Obama, Boehner spar on timing of big jobs speech

By Jim Kuhnhenn

Associated Press

Published: Wednesday, Aug. 31 2011 12:00 a.m. MDT

Among those that are under consideration are tax credits for businesses that expand their payrolls. The president has proposed a similar effort totaling $33 billion before. The White House also is looking at a school construction and renovation plan of up to $50 billion.

Republican National Committee Chairman Reince Priebus criticized Obama for seeking to schedule his address at the same time as a Republican presidential debate in the Reagan Library in California.

In a message posted on the Twitter social network, Priebus said: "BarackObama request to give jobs speech the same night as GOP Presidential debate is further proof this WH is all politics all the time."

White House spokesman Jay Carney said the overlapping was a coincidence.

"Obviously, one debate of many that's on one channel of many was not enough reason not to have the speech at the time that we decided to have it," Carney said.

The one-upmanship has possible benefits for the president, overshadowing a debate that is to serve as the first test for Republican front-runner Rick Perry, the Texas governor, alongside his GOP opponents.

"The most immediate gain is he deflates a very big Republican balloon, which is that debate," said Ross Baker, a congressional expert at Rutgers University. "It also imprints this with the kind of gravity that even a prime speech would not have.
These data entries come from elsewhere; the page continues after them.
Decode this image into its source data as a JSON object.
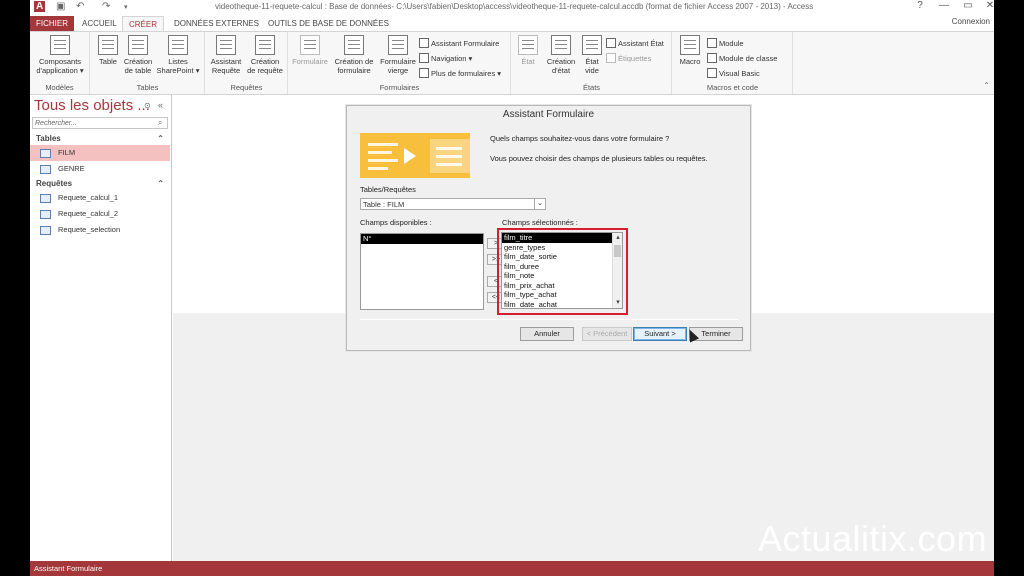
{
  "window": {
    "title": "videotheque-11-requete-calcul : Base de données- C:\\Users\\fabien\\Desktop\\access\\videotheque-11-requete-calcul.accdb (format de fichier Access 2007 - 2013) - Access",
    "app_icon": "A",
    "connexion": "Connexion",
    "help": "?",
    "minimize": "—",
    "restore": "▭",
    "close": "✕"
  },
  "tabs": [
    "FICHIER",
    "ACCUEIL",
    "CRÉER",
    "DONNÉES EXTERNES",
    "OUTILS DE BASE DE DONNÉES"
  ],
  "ribbon": {
    "modeles": {
      "label": "Modèles",
      "btn1": "Composants",
      "btn2": "d'application ▾"
    },
    "tables": {
      "label": "Tables",
      "table": "Table",
      "creation1": "Création",
      "creation2": "de table",
      "listes1": "Listes",
      "listes2": "SharePoint ▾"
    },
    "requetes": {
      "label": "Requêtes",
      "assistant1": "Assistant",
      "assistant2": "Requête",
      "creation1": "Création",
      "creation2": "de requête"
    },
    "formulaires": {
      "label": "Formulaires",
      "formulaire": "Formulaire",
      "creation1": "Création de",
      "creation2": "formulaire",
      "vierge1": "Formulaire",
      "vierge2": "vierge",
      "assistant": "Assistant Formulaire",
      "navigation": "Navigation ▾",
      "plus": "Plus de formulaires ▾"
    },
    "etats": {
      "label": "États",
      "etat": "État",
      "creation1": "Création",
      "creation2": "d'état",
      "vide1": "État",
      "vide2": "vide",
      "assistant": "Assistant État",
      "etiquettes": "Étiquettes"
    },
    "macros": {
      "label": "Macros et code",
      "macro": "Macro",
      "module": "Module",
      "module_classe": "Module de classe",
      "vb": "Visual Basic"
    }
  },
  "nav": {
    "title": "Tous les objets ...",
    "search_placeholder": "Rechercher...",
    "sections": [
      {
        "label": "Tables",
        "items": [
          "FILM",
          "GENRE"
        ]
      },
      {
        "label": "Requêtes",
        "items": [
          "Requete_calcul_1",
          "Requete_calcul_2",
          "Requete_selection"
        ]
      }
    ]
  },
  "dialog": {
    "title": "Assistant Formulaire",
    "question": "Quels champs souhaitez-vous dans votre formulaire ?",
    "hint": "Vous pouvez choisir des champs de plusieurs tables ou requêtes.",
    "tables_label": "Tables/Requêtes",
    "table_value": "Table : FILM",
    "avail_label": "Champs disponibles :",
    "chosen_label": "Champs sélectionnés :",
    "available": [
      "N°"
    ],
    "selected": [
      "film_titre",
      "genre_types",
      "film_date_sortie",
      "film_duree",
      "film_note",
      "film_prix_achat",
      "film_type_achat",
      "film_date_achat"
    ],
    "move_buttons": [
      ">",
      ">>",
      "<",
      "<<"
    ],
    "buttons": {
      "annuler": "Annuler",
      "precedent": "< Précédent",
      "suivant": "Suivant >",
      "terminer": "Terminer"
    }
  },
  "status": "Assistant Formulaire",
  "watermark": "Actualitix.com",
  "colors": {
    "accent": "#a4373a",
    "highlight": "#d4202e",
    "selection": "#f4c0c0"
  }
}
There is a ceremonial aspect to it that underscores the symbolic power of the presidency."

Joint sessions of Congress are typically reserved for presidential State of the Union addresses. But Obama also spoke to a joint session in September 2009 to press Congress to pass health care legislation. That speech, however, did not prompt quick action. A final bill did not pass Congress until March of 2010.

Using a joint session of Congress as a forum also places a hot spotlight on Obama's address and sets high and risky expectations for his jobs plan.

"The risks are you are upping the ante, and it's going to invite the response," said Patrick Griffin, former White House legislative director under President Bill Clinton. "All the action is in the reaction."

Or, as Baker said: "If you're going to set a table for a state banquet, you better have a pretty elaborate meal."

Obama and White House officials say he intends to propose measures that should receive bipartisan support because they contain ideas embraced by both parties. He has also issued an overt threat to take his case directly to the public if Congress does not act.

"If they see one side not willing to work with the other to move the country forward, then that's what elections are all about," Obama said in an interview with talk radio host Tom Joyner this week. "So we're going to be in a struggle for probably the next 16, 17 months."